Since September 2019, the two have been keeping synchronized adjustments.

Due to the continued stability of MLF interest rates, many market participants believe that there is a high probability that the LPR quotations that will be released this month will remain "on hold."

Experts also generally believe that the central bank will not tighten monetary policy in the near future.

  Text/Reporter Cheng Jie

  Two types of deposit business are not allowed through non-self-operated platforms

  After major Internet platforms took the initiative to remove bank deposit products, the official regulatory documents on Internet deposits were finally released.

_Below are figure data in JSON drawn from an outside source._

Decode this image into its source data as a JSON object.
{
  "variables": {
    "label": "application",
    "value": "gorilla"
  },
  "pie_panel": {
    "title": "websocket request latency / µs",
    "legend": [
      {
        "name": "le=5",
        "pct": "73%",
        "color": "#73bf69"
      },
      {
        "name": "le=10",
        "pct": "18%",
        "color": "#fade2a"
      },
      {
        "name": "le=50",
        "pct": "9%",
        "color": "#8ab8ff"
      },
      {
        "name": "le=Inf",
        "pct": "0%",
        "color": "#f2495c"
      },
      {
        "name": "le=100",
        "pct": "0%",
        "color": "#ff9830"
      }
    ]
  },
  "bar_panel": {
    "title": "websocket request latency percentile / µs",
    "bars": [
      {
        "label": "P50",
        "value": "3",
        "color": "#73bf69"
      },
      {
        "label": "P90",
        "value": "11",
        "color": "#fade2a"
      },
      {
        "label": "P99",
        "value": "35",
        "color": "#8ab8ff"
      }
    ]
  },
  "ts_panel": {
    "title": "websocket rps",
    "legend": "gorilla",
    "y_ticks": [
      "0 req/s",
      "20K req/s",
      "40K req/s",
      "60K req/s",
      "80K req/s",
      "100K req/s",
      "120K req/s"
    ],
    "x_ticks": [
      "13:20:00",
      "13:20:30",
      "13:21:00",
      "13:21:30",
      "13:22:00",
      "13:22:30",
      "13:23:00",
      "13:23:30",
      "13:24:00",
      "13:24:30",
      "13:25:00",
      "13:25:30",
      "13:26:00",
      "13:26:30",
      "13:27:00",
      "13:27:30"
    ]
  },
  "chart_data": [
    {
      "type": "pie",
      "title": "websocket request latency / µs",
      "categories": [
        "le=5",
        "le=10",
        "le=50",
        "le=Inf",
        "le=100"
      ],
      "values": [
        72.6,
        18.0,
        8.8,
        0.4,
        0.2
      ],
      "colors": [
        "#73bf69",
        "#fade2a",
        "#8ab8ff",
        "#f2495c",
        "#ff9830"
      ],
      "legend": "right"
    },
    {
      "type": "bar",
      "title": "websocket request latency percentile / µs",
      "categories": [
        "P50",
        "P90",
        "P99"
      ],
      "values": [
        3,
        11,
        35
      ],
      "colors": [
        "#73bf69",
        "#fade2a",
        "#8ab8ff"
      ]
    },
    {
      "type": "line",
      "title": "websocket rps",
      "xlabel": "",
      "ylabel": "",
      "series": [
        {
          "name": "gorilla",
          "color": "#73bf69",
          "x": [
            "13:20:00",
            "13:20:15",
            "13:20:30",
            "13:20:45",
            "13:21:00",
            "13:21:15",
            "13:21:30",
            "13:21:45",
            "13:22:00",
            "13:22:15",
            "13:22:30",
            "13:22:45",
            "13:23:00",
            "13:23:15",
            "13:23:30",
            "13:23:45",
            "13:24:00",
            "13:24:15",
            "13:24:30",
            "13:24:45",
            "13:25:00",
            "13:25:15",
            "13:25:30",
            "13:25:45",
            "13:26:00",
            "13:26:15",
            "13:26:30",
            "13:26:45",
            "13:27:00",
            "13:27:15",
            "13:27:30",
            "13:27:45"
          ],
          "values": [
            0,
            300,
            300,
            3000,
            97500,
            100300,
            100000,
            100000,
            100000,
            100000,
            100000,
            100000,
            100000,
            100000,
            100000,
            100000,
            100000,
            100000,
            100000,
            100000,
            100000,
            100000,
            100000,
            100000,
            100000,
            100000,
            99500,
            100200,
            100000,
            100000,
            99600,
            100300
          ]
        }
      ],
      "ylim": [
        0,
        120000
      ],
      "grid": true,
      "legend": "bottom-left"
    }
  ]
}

On January 15, the General Office of the China Banking and Insurance Regulatory Commission and the General Office of the People’s Bank of China issued the "Notice on Regulating Commercial Banks to Carry out Personal Deposit Business via the Internet", requiring commercial banks to conduct deposit business via the Internet in compliance with laws and regulations, and not to resort to Internet or other means to violate Or circumvent regulatory requirements; commercial banks are not allowed to carry out fixed deposits and fixed-activity deposits through non-self-operated online platforms.

  The person in charge of the relevant department stated that in recent years, in order to adapt to the development trend of Internet finance, commercial banks have successively sold personal deposit products through the Internet, and carried out useful explorations in broadening the channels for banks to acquire customers and improving service efficiency.

However, in the development process, some hidden risks have also been exposed, such as irregular product management and insufficient consumer protection.

  The "Notice" stipulates that commercial banks shall not conduct fixed deposit and fixed-activation deposit services through non-self-operated online platforms, including but not limited to non-self-operated online platforms that provide marketing promotion, product display, information transmission, purchase entrance, and interest subsidies And other services.

  The person in charge also pointed out that commercial banks cooperate with non-self-operated online platforms to provide convenience for the public to purchase services and consume by opening Type II accounts. This part of the business will not be affected and can be continued.